Tuesday, May 10, 2011

Two Hundred Solemn Faces

Coming back from a medical appointment yesterday (when you're the world's only living brain donor you spend a lot of time consulting with physicians) I passed a gentleman promenading in a full set of Harley Davidson leathers. Very nearly way cool.

I mean, I knew they were H-D authentics but old school HD because they were jet black and burnt amber in color, skin tight with baby killer shades, a Ben Davidson handlebar moustache (back when the Raiders didn't suck) and, with apologies to Warren, his hair was perfect.

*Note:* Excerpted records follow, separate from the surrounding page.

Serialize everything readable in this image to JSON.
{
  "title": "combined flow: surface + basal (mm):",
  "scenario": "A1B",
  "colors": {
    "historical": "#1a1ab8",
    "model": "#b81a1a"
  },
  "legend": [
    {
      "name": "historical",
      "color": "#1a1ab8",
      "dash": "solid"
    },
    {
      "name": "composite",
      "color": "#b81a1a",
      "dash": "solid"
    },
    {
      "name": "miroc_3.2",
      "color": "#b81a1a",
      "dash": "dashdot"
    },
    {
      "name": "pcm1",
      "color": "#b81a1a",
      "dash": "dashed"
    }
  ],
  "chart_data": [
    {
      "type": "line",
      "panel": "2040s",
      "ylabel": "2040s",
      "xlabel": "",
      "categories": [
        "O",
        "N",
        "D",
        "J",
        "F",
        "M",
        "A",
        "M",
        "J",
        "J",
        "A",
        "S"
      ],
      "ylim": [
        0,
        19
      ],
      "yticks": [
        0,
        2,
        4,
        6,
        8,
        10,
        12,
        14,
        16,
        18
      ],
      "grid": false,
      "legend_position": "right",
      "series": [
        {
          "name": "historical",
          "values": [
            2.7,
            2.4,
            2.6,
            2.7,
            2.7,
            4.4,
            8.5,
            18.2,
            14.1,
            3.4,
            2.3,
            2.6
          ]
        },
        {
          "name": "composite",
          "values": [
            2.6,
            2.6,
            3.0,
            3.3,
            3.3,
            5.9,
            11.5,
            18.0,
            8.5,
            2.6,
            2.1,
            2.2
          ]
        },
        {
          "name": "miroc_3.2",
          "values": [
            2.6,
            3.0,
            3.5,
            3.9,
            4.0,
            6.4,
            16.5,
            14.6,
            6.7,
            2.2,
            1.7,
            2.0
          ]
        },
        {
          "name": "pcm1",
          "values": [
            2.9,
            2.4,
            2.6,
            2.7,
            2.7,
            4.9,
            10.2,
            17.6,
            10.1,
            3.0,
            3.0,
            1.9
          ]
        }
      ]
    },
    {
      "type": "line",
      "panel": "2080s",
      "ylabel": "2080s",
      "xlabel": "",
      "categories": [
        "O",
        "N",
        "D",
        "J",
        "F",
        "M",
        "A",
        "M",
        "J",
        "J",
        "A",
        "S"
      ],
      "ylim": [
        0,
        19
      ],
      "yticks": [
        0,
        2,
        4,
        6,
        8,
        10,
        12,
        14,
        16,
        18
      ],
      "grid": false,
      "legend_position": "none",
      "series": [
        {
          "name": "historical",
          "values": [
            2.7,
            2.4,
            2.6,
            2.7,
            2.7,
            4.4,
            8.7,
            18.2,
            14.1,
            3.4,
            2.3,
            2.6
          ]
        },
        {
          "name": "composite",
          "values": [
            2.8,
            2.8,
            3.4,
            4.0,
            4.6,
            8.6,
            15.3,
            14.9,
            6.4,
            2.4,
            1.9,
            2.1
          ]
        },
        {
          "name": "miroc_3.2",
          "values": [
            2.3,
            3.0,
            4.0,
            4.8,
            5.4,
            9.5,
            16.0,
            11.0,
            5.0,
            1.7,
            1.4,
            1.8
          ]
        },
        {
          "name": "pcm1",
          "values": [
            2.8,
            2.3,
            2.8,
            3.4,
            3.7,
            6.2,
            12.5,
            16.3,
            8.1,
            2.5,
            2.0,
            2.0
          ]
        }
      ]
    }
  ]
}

Oh yeah, slightly discordant note. Easy Rider, make that Cool Walker (minus the Texas Ranger) was walking a shaved miniature french poodle, which is (I'm sure) a lovely animal-loyal, faithful, well-behaved (perhaps makes its own gravy) but in the pantheon of real dogs, actually isn't even close to being one (in my biased opinion). I don't how far they'd been walking but the dog wasn't, anymore. The guy was dragging it behind him and neither seemed too joyful at the turn of events. Ruined the whole 'dig me' effect, I thought, but then again what do I know?

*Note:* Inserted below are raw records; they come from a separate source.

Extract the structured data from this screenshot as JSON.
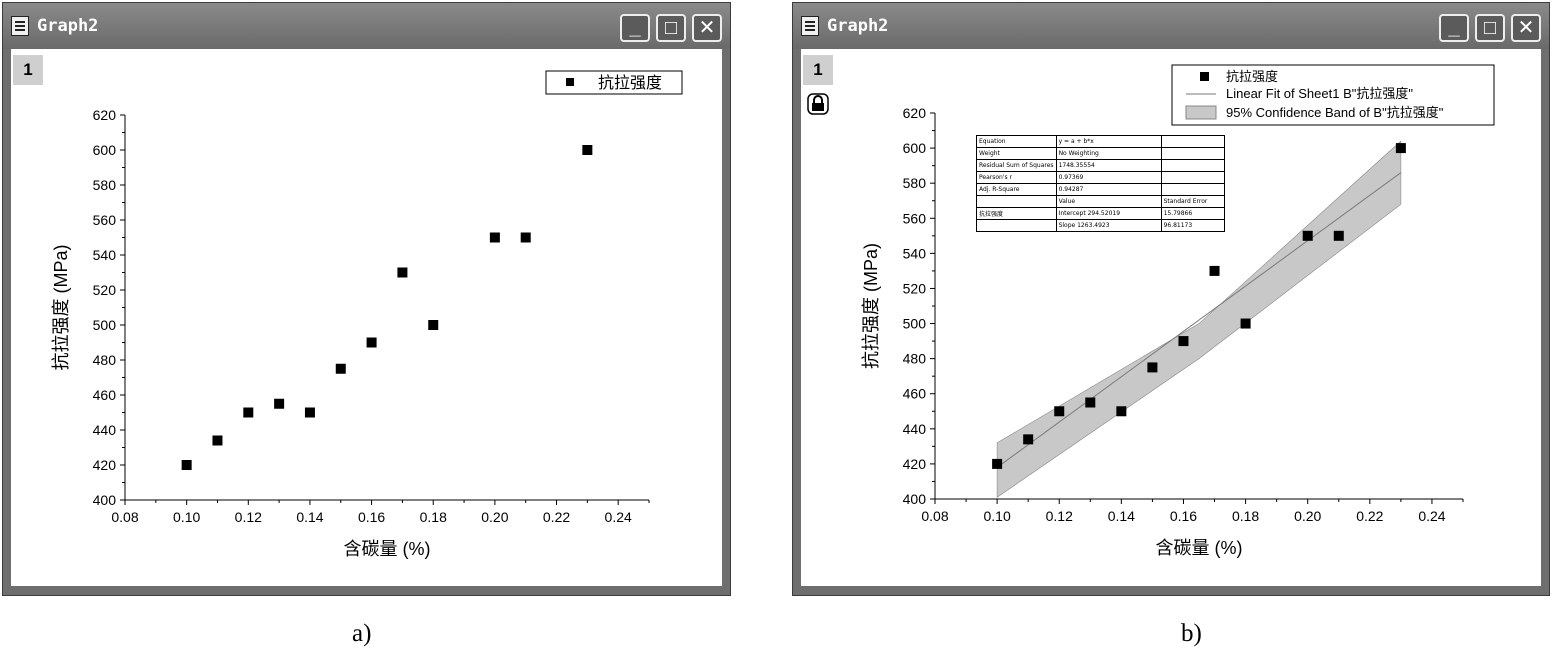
{
  "panel_a": {
    "window_title": "Graph2",
    "layer_label": "1",
    "caption": "a)",
    "buttons": {
      "minimize": "_",
      "maximize": "□",
      "close": "✕"
    }
  },
  "panel_b": {
    "window_title": "Graph2",
    "layer_label": "1",
    "caption": "b)",
    "buttons": {
      "minimize": "_",
      "maximize": "□",
      "close": "✕"
    },
    "fit_table": {
      "rows": [
        [
          "Equation",
          "y = a + b*x",
          ""
        ],
        [
          "Weight",
          "No Weighting",
          ""
        ],
        [
          "Residual Sum of Squares",
          "1748.35554",
          ""
        ],
        [
          "Pearson's r",
          "0.97369",
          ""
        ],
        [
          "Adj. R-Square",
          "0.94287",
          ""
        ],
        [
          "",
          "Value",
          "Standard Error"
        ],
        [
          "抗拉强度",
          "Intercept 294.52019",
          "15.79866"
        ],
        [
          "",
          "Slope 1263.4923",
          "96.81173"
        ]
      ]
    }
  },
  "chart_data": [
    {
      "type": "scatter",
      "xlabel": "含碳量 (%)",
      "ylabel": "抗拉强度 (MPa)",
      "xlim": [
        0.08,
        0.25
      ],
      "ylim": [
        400,
        620
      ],
      "xticks": [
        "0.08",
        "0.10",
        "0.12",
        "0.14",
        "0.16",
        "0.18",
        "0.20",
        "0.22",
        "0.24"
      ],
      "yticks": [
        "400",
        "420",
        "440",
        "460",
        "480",
        "500",
        "520",
        "540",
        "560",
        "580",
        "600",
        "620"
      ],
      "legend": "top-right",
      "series": [
        {
          "name": "抗拉强度",
          "x": [
            0.1,
            0.11,
            0.12,
            0.13,
            0.14,
            0.15,
            0.16,
            0.17,
            0.18,
            0.2,
            0.21,
            0.23
          ],
          "y": [
            420,
            434,
            450,
            455,
            450,
            475,
            490,
            530,
            500,
            550,
            550,
            600
          ]
        }
      ]
    },
    {
      "type": "scatter",
      "xlabel": "含碳量 (%)",
      "ylabel": "抗拉强度 (MPa)",
      "xlim": [
        0.08,
        0.25
      ],
      "ylim": [
        400,
        620
      ],
      "xticks": [
        "0.08",
        "0.10",
        "0.12",
        "0.14",
        "0.16",
        "0.18",
        "0.20",
        "0.22",
        "0.24"
      ],
      "yticks": [
        "400",
        "420",
        "440",
        "460",
        "480",
        "500",
        "520",
        "540",
        "560",
        "580",
        "600",
        "620"
      ],
      "legend": "top-right",
      "series": [
        {
          "name": "抗拉强度",
          "x": [
            0.1,
            0.11,
            0.12,
            0.13,
            0.14,
            0.15,
            0.16,
            0.17,
            0.18,
            0.2,
            0.21,
            0.23
          ],
          "y": [
            420,
            434,
            450,
            455,
            450,
            475,
            490,
            530,
            500,
            550,
            550,
            600
          ]
        },
        {
          "name": "Linear Fit of Sheet1 B\"抗拉强度\"",
          "x": [
            0.1,
            0.23
          ],
          "y": [
            418,
            586
          ]
        },
        {
          "name": "95% Confidence Band of B\"抗拉强度\"",
          "x": [
            0.1,
            0.165,
            0.23
          ],
          "upper": [
            432,
            500,
            604
          ],
          "lower": [
            401,
            480,
            568
          ]
        }
      ]
    }
  ],
  "colors": {
    "marker": "#000000",
    "band": "#c8c8c8",
    "fit_line": "#7a7a7a",
    "frame": "#6e6e6e"
  }
}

Sort of like, as also seen yesterday (actually saw THREE of them after not having seen any for weeks and months), deciding a dumbly designed and whimsically engineered (on a good day with a tail wind) car is best called Smart. Probably just me, but I always expect to see Dr. Who stepping out of one as it comes to a rolling stop because I think his police call box inspired the design (and I don't mean as in from another dimension but thanks for the kindness of that thought).

I was hurrying to get back to work though by the end of the day in all honesty, I'd be hard-pressed to tell you why I thought there was any urgency. Just another hard habit to break, I suspect, nothing big and important.